Die Wiedereinsetzung in den vorigen Stand im Widerspruchsverfahren spielt in der Praxis eine eher untergeordnete Rolle. In der gesetzlichen Rentenversicherung werden Bescheide in der Regel als einfacher Brief bekanntgegeben (siehe GRA zu § 37 SGB X). Der Zugang des angefochtenen Bescheides, der für den Beginn der Widerspruchsfrist maßgeblich ist, kann deshalb „im Zweifel“ (§ 37 Abs. 2 S. 3 SGB X) regelmäßig nicht bewiesen werden. Entscheidet die Behörde, dass Wiedereinsetzung gewährt wird (ggf. auch konkludent, indem über den Widerspruch trotz Fristversäumnis in der Sache entschieden wird), ist das Gericht im weiteren Verfahren daran gebunden (Meyer-Ladewig/Keller/Leitherer/Schmidt, SGG, 13. Auflage 2020, § 67Rn. 19b).
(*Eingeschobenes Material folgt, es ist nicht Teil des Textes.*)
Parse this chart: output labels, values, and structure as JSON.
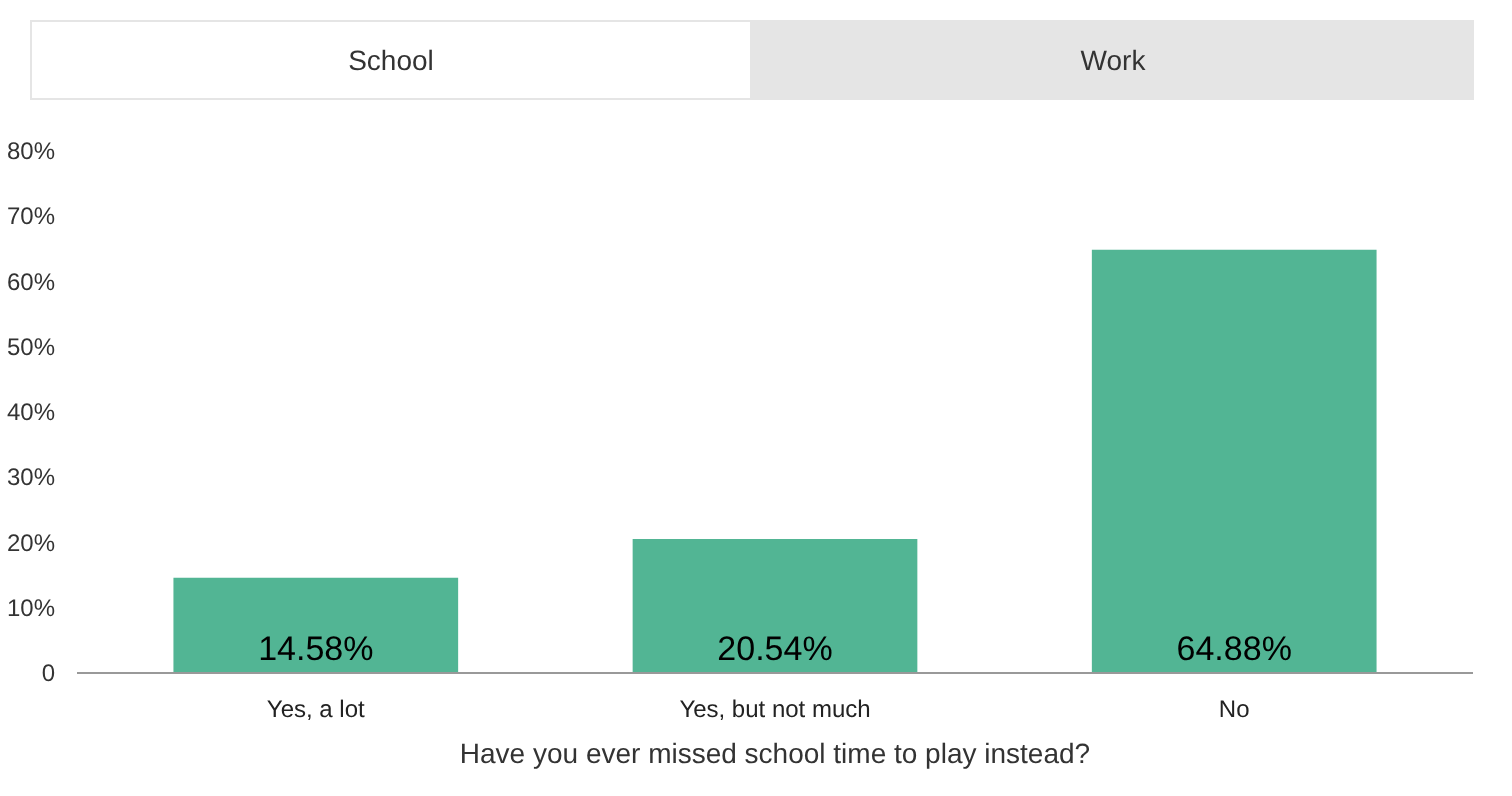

Entscheidung über Wiedereinsetzung im gerichtlichen Verfahren

Das Gericht, das über die versäumte Rechtshandlung zu entscheiden hat, entscheidet auch über den Antrag auf Wiedereinsetzung in den vorigen Stand. Rechtsmittelgerichte dürfen die Wiedereinsetzung dann gewähren, wenn die Vorinstanz darüber nicht entschieden hat. Das Gericht kann auch Wiedereinsetzung gewähren, wenn eine Widerspruchsbehörde einen Widerspruch als unzulässig zurückgewiesen hat, obwohl sie Wiedereinsetzung hätte gewähren müssen oder wenn sie über den Wiedereinsetzungsantrag nicht entschieden hat. Die Entscheidung des Gerichts ergeht ausdrücklich, die Beteiligten sind vorher anzuhören.
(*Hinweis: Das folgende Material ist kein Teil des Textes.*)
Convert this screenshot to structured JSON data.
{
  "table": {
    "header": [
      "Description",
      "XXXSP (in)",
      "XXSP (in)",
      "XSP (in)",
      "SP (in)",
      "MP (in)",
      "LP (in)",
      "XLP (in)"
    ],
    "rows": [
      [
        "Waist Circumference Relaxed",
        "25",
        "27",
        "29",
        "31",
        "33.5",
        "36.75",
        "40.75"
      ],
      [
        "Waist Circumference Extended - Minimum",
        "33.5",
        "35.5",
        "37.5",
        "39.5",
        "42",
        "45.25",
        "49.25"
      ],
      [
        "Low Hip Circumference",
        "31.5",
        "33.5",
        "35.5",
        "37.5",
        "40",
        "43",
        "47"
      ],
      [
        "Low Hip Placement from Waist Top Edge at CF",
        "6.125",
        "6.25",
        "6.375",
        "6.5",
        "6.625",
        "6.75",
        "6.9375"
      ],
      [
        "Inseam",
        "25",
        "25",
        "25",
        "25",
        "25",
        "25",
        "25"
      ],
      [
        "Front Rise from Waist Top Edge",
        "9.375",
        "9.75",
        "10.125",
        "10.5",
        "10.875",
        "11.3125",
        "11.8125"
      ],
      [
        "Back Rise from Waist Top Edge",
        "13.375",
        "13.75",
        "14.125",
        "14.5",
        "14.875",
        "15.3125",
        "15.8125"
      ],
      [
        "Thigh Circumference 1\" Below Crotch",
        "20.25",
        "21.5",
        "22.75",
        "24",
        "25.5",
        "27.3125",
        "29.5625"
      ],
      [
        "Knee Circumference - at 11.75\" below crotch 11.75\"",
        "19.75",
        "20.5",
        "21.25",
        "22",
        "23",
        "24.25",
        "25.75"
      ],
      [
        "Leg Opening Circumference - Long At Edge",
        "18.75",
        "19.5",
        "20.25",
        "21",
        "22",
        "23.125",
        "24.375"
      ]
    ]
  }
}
Ein Beschluss über die Bewilligung der Wiedereinsetzung ist unanfechtbar. Die Ablehnung der Wiedereinsetzung kann nach den allgemeinen Regeln angefochten werden.

Sozialgerichtsgesetz vom 03.09.1953 (BGBl. I S. 1239)
Inkrafttreten: 01.01.1954

§ 67 SGG wurde durch das SGG vom 03.09.1953 eingeführt und blieb seitdem im Wortlaut unverändert.